More modern examples of Georgian script alongside Arabic script come from the short-lived governments of Transcaucasia. (Recall that until 1923, Azeri was still written using Arabic script.) Here we have a stamp and a bill from the Transcaucasian SFSR and a bill from the Transcaucasian Commissariat, one of the precursors to the Transcaucasian Republic.
So much for examples from Georgia. Examples from outside of Georgia are obviously rarer, but there are some. There is actually a sizable population of Georgians living in the Fereydan (فریدن, ფერეიდანი) region of Isfahan, Iran. These Georgians are descended from Georgians captured during a Persian raid in the 1600s. (Armenians live in that region too, and for the same reason.) As far as I know they are all Muslims now, but they still maintain the use of Georgian, and occasionally write it (usually alongside Persian).
(Pictures from a big collection on Wikimedia Commons.)
The three signs below exhibit some curiosities. The first two signs are for barber shops. The first has საპარიკმახერო, which is correct, while the second has საპარიპმახრო. Deleting the ე from the penultimate syllable is understandable (indeed, that’s something I tend to do when speaking Georgian, that is what is normally done in English), but why is the კ changed to პ? Maybe the sign-maker was confused by how similar the two letters look.
The third sign has ქაფინეთი. I don’t recognize this word, and in fact Google gives (as of this writing) zero results for it. It appears to be a transliteration of کافینت, kafi-net, as in “internet cafe”. Compare ქაფინეთი with the more normal Georgian ნეტ-კაფე.
Here are some maps of Georgia, one in Persian (گرجستان) and two in Arabic (جورجيا and أجاريا). There isn’t any Georgian writing on them, but when else will I be able to use these?
Besides Arabic, we can ask more generally whether Georgian has ever been written in any Semitic script. In fact, there does exist an example of Georgian being transcribed with the Syriac alphabet.
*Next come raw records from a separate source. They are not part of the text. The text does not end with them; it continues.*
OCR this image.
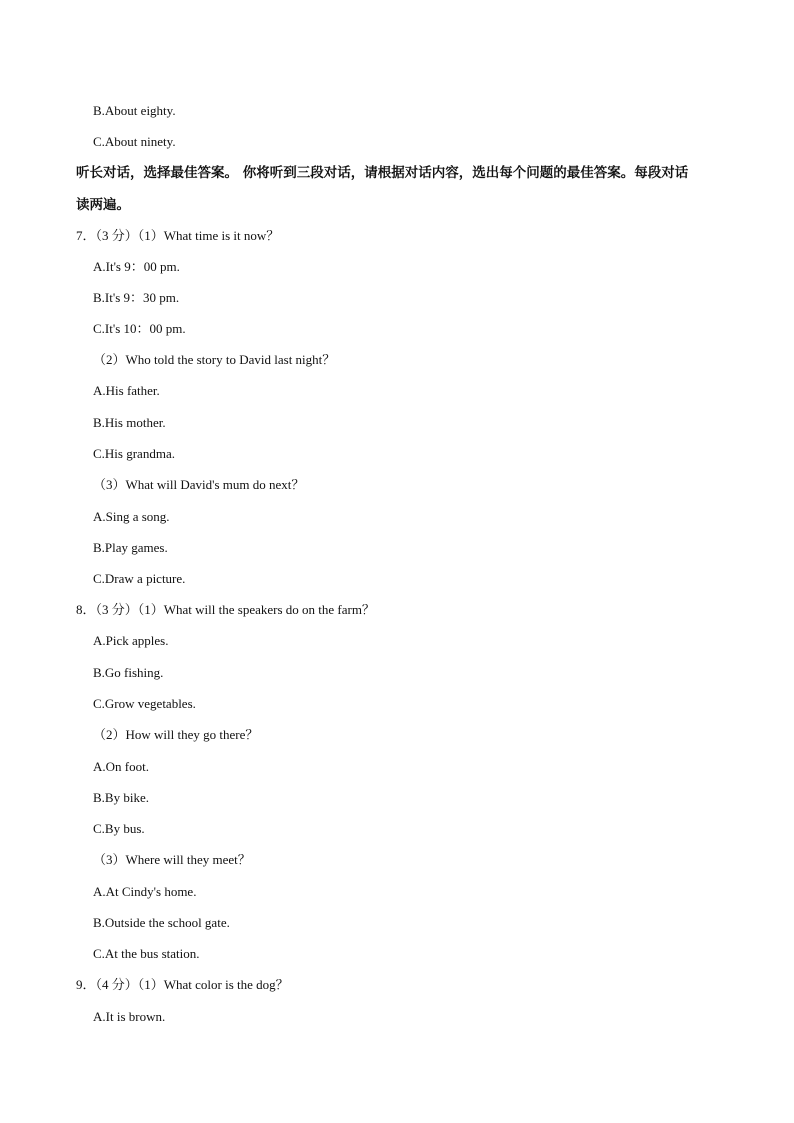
B.About eighty.
C.About ninety.
听长对话，选择最佳答案。 你将听到三段对话，请根据对话内容，选出每个问题的最佳答案。每段对话
读两遍。
7．（3 分）（1）What time is it now？
A.It's 9：00 pm.
B.It's 9：30 pm.
C.It's 10：00 pm.
（2）Who told the story to David last night？
A.His father.
B.His mother.
C.His grandma.
（3）What will David's mum do next？
A.Sing a song.
B.Play games.
C.Draw a picture.
8．（3 分）（1）What will the speakers do on the farm？
A.Pick apples.
B.Go fishing.
C.Grow vegetables.
（2）How will they go there？
A.On foot.
B.By bike.
C.By bus.
（3）Where will they meet？
A.At Cindy's home.
B.Outside the school gate.
C.At the bus station.
9．（4 分）（1）What color is the dog？
A.It is brown.
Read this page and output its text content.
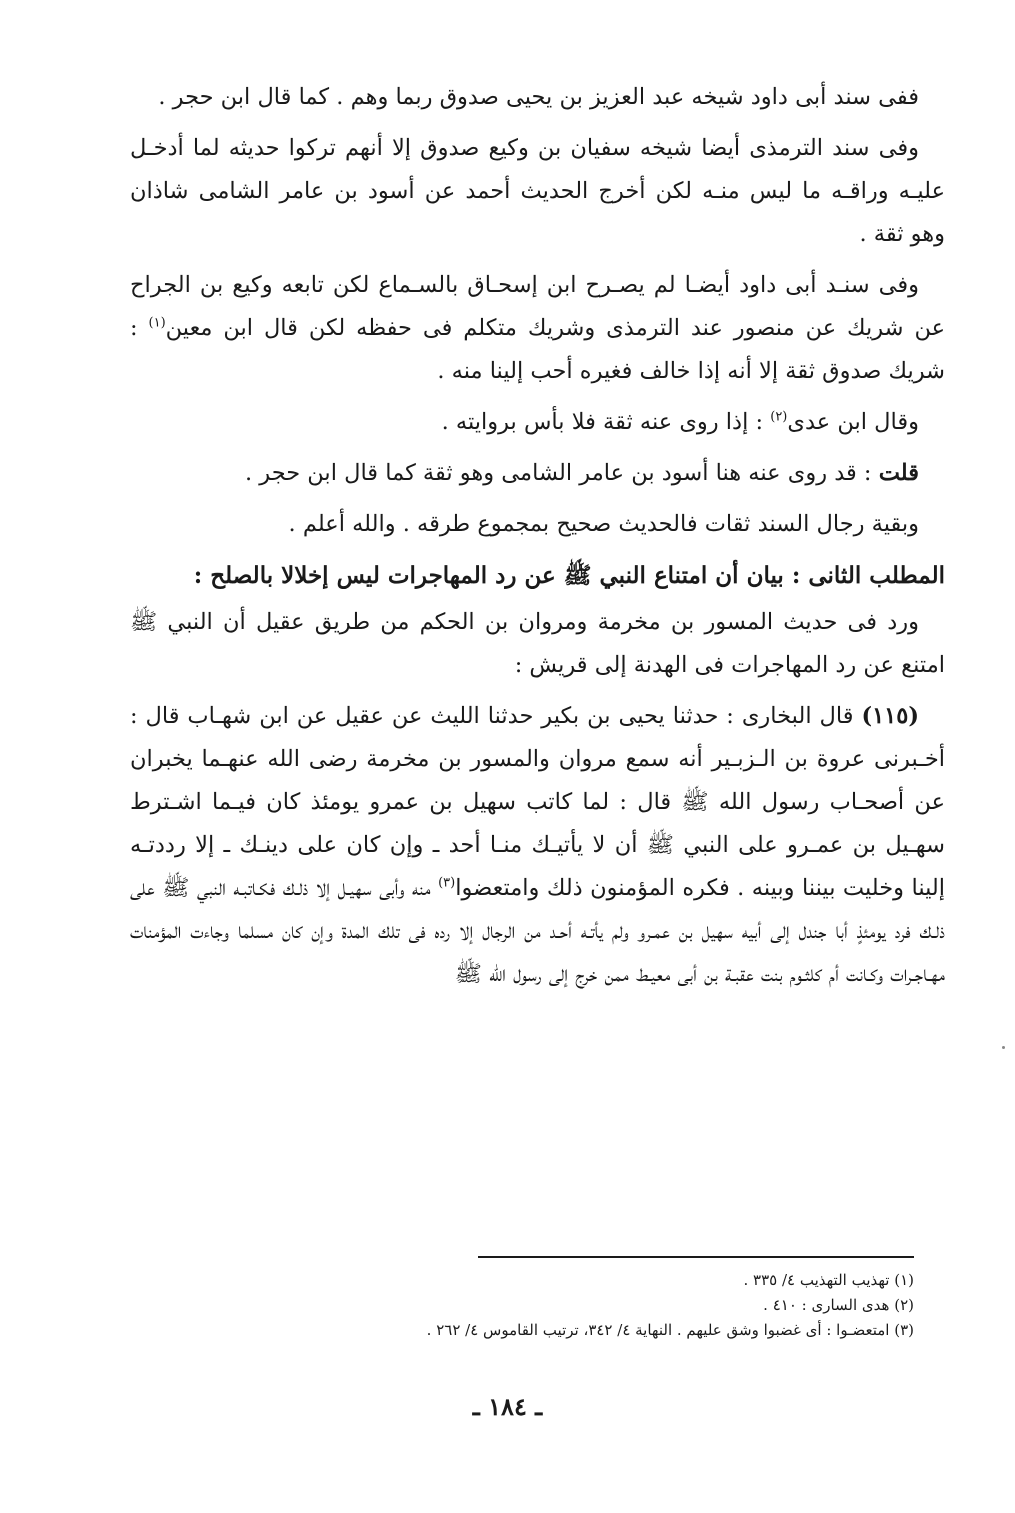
ففى سند أبى داود شيخه عبد العزيز بن يحيى صدوق ربما وهم . كما قال ابن حجر .

وفى سند الترمذى أيضا شيخه سفيان بن وكيع صدوق إلا أنهم تركوا حديثه لما أدخـل عليـه وراقـه ما ليس منـه لكن أخرج الحديث أحمد عن أسود بن عامر الشامى شاذان وهو ثقة .

وفى سنـد أبى داود أيضـا لم يصـرح ابن إسحـاق بالسـماع لكن تابعه وكيع بن الجراح عن شريك عن منصور عند الترمذى وشريك متكلم فى حفظه لكن قال ابن معين$^{(١)}$ : شريك صدوق ثقة إلا أنه إذا خالف فغيره أحب إلينا منه .

وقال ابن عدى$^{(٢)}$ : إذا روى عنه ثقة فلا بأس بروايته .

قلت : قد روى عنه هنا أسود بن عامر الشامى وهو ثقة كما قال ابن حجر .

وبقية رجال السند ثقات فالحديث صحيح بمجموع طرقه . والله أعلم .

المطلب الثانى : بيان أن امتناع النبي ﷺ عن رد المهاجرات ليس إخلالا بالصلح :

ورد فى حديث المسور بن مخرمة ومروان بن الحكم من طريق عقيل أن النبي ﷺ امتنع عن رد المهاجرات فى الهدنة إلى قريش :

(١١٥) قال البخارى : حدثنا يحيى بن بكير حدثنا الليث عن عقيل عن ابن شهـاب قال : أخـبرنى عروة بن الـزبـير أنه سمع مروان والمسور بن مخرمة رضى الله عنهـما يخبران عن أصحـاب رسول الله ﷺ قال : لما كاتب سهيل بن عمرو يومئذ كان فيـما اشـترط سهـيل بن عمـرو على النبي ﷺ أن لا يأتيـك منـا أحد ـ وإن كان على دينـك ـ إلا رددتـه إلينا وخليت بيننا وبينه . فكره المؤمنون ذلك وامتعضوا$^{(٣)}$ منه وأبى سهيـل إلا ذلـك فكـاتبـه النبي ﷺ على ذلـك فرد يومئذٍ أبا جندل إلى أبيه سهيل بن عمـرو ولم يأتـه أحـد من الرجال إلا رده فى تلك المدة وإن كان مسلما وجاءت المؤمنات مهـاجـرات وكـانت أم كلثـوم بنت عقبـة بن أبى معيـط ممن خرج إلى رسول الله ﷺ

(١) تهذيب التهذيب ٤/ ٣٣٥ .

(٢) هدى السارى : ٤١٠ .

(٣) امتعضـوا : أى غضبوا وشق عليهم . النهاية ٤/ ٣٤٢، ترتيب القاموس ٤/ ٢٦٢ .

ـ ١٨٤ ـ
It comes from a manuscript which gives a certain Eastern Christian prayer, namely the Trisagion, in a variety of languages. The Georgian section (in black) is highlighted below.
See Adam McCollum’s blog hmmlorientalia for general information about the manuscript as well as for details about the transliteration. McCollum writes
While the Syriac letters are hardly as fitting for Georgian as the Georgian alphabet itself is, even with Syriac one might have gotten closer than the orthography in this example. What is the source of the confusion? Did this scribe write these lines from something he heard or knew himself? Did he copy from another written source also in Syriac letters?
In another Syriac manuscript, someone copied down the Georgian alphabet (mxedruli, with obsolete letters), giving us an example of Georgian script alongside Syriac script. Again, see hmmlorientalia for details about the manuscript.
What about the Hebrew alphabet? Well, there have always been Jews in Georgia, and there are Georgian Jews in Israel today, so it’s certainly possible that Georgian has been written down in that script. Unfortunately, I haven’t found anything. If any readers know anything about it, I would love to hear.
We can also ask the converse question, whether Arabic or other Semitic languages have been written in Georgian script. I’ve heard that Arabs used the Georgian alphabet for Arabic when they conquered Tbilisi, but again, I haven’t found anything about it.